In a new quarterly report it released to show how it’s enforcing its community guidelines, YouTube proves just how successful its addition of AI to flag videos has been so far.
YouTube, just like most other big platforms had a big problem with objectionable content being uploaded and shared on its platform. The problem certainly hasn’t gone away, but now it is being dealt with – rather effectively it seems. In its first “Community Guidelines Enforcement Report,” YouTube shows the progress its making “in removing violative content” from its platform over time.
Among other things, the report shows just how successful YouTube has been in removing “violative videos before they are ever viewed.” With only humans to flag videos, this has been and continues to be a huge challenge. But with the introduction of machines to the process, YouTube has been able to flag and review content effectively, and at scale.

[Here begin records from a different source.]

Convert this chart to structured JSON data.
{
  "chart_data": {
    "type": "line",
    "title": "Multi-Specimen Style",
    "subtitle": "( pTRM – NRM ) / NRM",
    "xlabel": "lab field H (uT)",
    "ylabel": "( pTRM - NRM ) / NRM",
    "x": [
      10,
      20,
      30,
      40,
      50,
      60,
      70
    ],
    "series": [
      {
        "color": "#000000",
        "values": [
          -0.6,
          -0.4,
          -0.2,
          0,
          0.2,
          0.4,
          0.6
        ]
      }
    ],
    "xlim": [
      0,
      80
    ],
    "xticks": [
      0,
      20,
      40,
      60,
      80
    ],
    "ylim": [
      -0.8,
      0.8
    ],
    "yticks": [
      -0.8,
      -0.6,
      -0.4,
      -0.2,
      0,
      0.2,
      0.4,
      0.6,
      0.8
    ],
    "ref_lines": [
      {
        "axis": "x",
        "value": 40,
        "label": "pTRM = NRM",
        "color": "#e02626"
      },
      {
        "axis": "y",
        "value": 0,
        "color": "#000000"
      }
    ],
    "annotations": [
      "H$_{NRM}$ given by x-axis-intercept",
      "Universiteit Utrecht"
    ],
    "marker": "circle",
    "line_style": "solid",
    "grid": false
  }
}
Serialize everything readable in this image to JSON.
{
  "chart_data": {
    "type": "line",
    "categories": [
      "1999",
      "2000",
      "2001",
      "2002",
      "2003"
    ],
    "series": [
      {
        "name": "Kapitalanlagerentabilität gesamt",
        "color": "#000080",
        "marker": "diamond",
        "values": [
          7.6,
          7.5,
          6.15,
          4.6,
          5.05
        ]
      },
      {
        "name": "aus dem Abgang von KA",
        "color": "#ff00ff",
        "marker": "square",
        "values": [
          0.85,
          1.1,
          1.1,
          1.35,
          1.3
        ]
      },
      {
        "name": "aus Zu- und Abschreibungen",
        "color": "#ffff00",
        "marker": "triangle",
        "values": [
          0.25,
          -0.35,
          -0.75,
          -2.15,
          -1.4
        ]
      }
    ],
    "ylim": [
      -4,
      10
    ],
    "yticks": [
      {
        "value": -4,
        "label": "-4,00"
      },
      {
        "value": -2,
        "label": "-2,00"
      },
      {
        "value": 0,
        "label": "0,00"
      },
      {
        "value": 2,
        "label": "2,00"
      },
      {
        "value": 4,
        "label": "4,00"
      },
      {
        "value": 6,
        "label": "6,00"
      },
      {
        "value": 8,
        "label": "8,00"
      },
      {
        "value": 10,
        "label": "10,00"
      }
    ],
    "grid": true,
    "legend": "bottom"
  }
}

For example, in the beginning of 2017, only 8% of videos “flagged and removed for violent extremism” were removed before they reached 10 views. After introducing machine learning flagging in the summer of 2017, this number jumped to over 50%.

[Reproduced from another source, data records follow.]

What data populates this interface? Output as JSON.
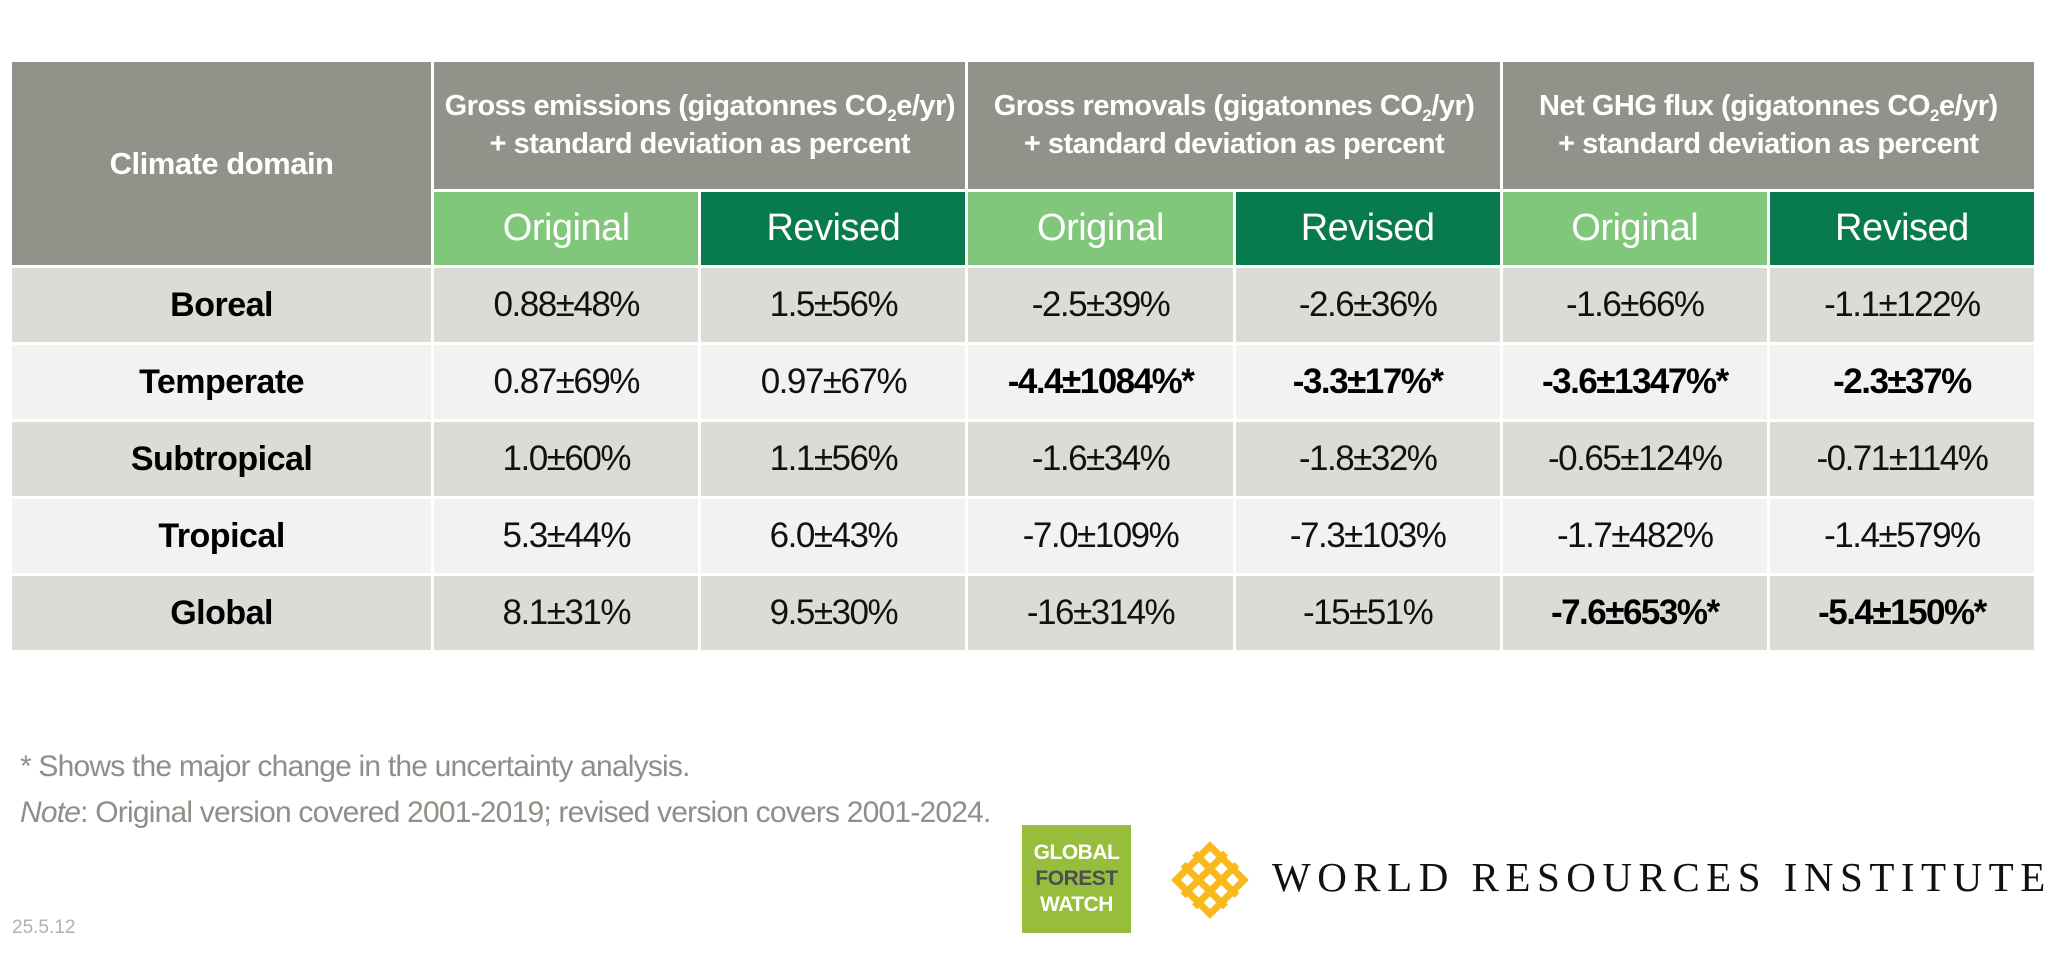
{
  "table": {
    "domain_header": "Climate domain",
    "groups": [
      {
        "line1_pre": "Gross emissions (gigatonnes CO",
        "sub": "2",
        "line1_post": "e/yr)",
        "line2": "+ standard deviation as percent"
      },
      {
        "line1_pre": "Gross removals (gigatonnes CO",
        "sub": "2",
        "line1_post": "/yr)",
        "line2": "+ standard deviation as percent"
      },
      {
        "line1_pre": "Net GHG flux (gigatonnes CO",
        "sub": "2",
        "line1_post": "e/yr)",
        "line2": "+ standard deviation as percent"
      }
    ],
    "subheaders": {
      "original": "Original",
      "revised": "Revised"
    },
    "colors": {
      "header_gray": "#92928a",
      "original_green": "#80c77c",
      "revised_green": "#077a4e",
      "row_dark": "#dcdcd6",
      "row_light": "#f3f2f0"
    },
    "rows": [
      {
        "domain": "Boreal",
        "cells": [
          "0.88±48%",
          "1.5±56%",
          "-2.5±39%",
          "-2.6±36%",
          "-1.6±66%",
          "-1.1±122%"
        ],
        "bold": [
          false,
          false,
          false,
          false,
          false,
          false
        ]
      },
      {
        "domain": "Temperate",
        "cells": [
          "0.87±69%",
          "0.97±67%",
          "-4.4±1084%*",
          "-3.3±17%*",
          "-3.6±1347%*",
          "-2.3±37%"
        ],
        "bold": [
          false,
          false,
          true,
          true,
          true,
          true
        ]
      },
      {
        "domain": "Subtropical",
        "cells": [
          "1.0±60%",
          "1.1±56%",
          "-1.6±34%",
          "-1.8±32%",
          "-0.65±124%",
          "-0.71±114%"
        ],
        "bold": [
          false,
          false,
          false,
          false,
          false,
          false
        ]
      },
      {
        "domain": "Tropical",
        "cells": [
          "5.3±44%",
          "6.0±43%",
          "-7.0±109%",
          "-7.3±103%",
          "-1.7±482%",
          "-1.4±579%"
        ],
        "bold": [
          false,
          false,
          false,
          false,
          false,
          false
        ]
      },
      {
        "domain": "Global",
        "cells": [
          "8.1±31%",
          "9.5±30%",
          "-16±314%",
          "-15±51%",
          "-7.6±653%*",
          "-5.4±150%*"
        ],
        "bold": [
          false,
          false,
          false,
          false,
          true,
          true
        ]
      }
    ]
  },
  "footnotes": {
    "asterisk": "* Shows the major change in the uncertainty analysis.",
    "note_label": "Note",
    "note_text": ": Original version covered 2001-2019; revised version covers 2001-2024."
  },
  "version": "25.5.12",
  "logos": {
    "gfw": {
      "line1": "GLOBAL",
      "line2": "FOREST",
      "line3": "WATCH",
      "color": "#97bd3d"
    },
    "wri": {
      "text": "WORLD RESOURCES INSTITUTE",
      "mark_color": "#f9b91b"
    }
  }
}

Consequently, in Q4 2017, out of the 8 million videos removed (mostly spam and adult content), 6.7 million were flagged by machine learning – not humans. And 76% of those, were removed before receiving even a single view!

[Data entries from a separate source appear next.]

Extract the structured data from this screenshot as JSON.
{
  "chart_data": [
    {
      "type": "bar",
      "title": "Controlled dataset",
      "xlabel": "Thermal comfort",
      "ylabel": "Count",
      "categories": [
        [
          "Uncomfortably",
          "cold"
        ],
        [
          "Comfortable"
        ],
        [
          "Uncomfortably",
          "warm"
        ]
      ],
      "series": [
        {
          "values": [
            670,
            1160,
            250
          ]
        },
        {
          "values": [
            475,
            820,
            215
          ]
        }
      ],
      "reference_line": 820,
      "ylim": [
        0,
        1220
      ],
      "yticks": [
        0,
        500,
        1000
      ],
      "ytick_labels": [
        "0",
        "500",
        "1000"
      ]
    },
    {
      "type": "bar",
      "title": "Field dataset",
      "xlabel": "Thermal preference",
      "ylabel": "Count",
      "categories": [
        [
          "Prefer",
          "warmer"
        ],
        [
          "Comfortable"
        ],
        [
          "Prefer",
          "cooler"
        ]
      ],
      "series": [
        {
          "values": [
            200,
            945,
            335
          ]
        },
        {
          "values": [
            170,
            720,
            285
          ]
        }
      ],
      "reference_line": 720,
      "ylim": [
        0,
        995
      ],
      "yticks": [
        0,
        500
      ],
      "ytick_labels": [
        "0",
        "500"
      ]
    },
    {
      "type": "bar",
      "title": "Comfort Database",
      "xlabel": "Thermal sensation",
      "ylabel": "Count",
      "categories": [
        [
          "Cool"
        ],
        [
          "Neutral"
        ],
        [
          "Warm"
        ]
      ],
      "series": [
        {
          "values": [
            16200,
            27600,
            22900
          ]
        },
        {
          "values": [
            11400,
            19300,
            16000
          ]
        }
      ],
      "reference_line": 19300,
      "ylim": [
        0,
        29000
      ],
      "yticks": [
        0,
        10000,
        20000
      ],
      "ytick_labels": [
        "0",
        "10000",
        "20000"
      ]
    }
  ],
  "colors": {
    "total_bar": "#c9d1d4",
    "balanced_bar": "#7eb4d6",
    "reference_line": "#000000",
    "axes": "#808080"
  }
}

However, it’s not all about machines. YouTube values the human contribution to this process. Ultimately, its “systems rely on human review to assess whether content violates” policies. The company is committed to increasing its staff working on addressing violative content to 10,000 across Google by the end of the year.
It has also already “hired full-time specialists with expertise in violent extremism, counterterrorism, and human rights,” and continues to invest in its network of academics, NGOs, and government partners.
Finally, users have an important role in this as well. To highlight this, YouTube is also introducing a “Reporting History dashboard” so that each user can see what the status of each video they flagged is.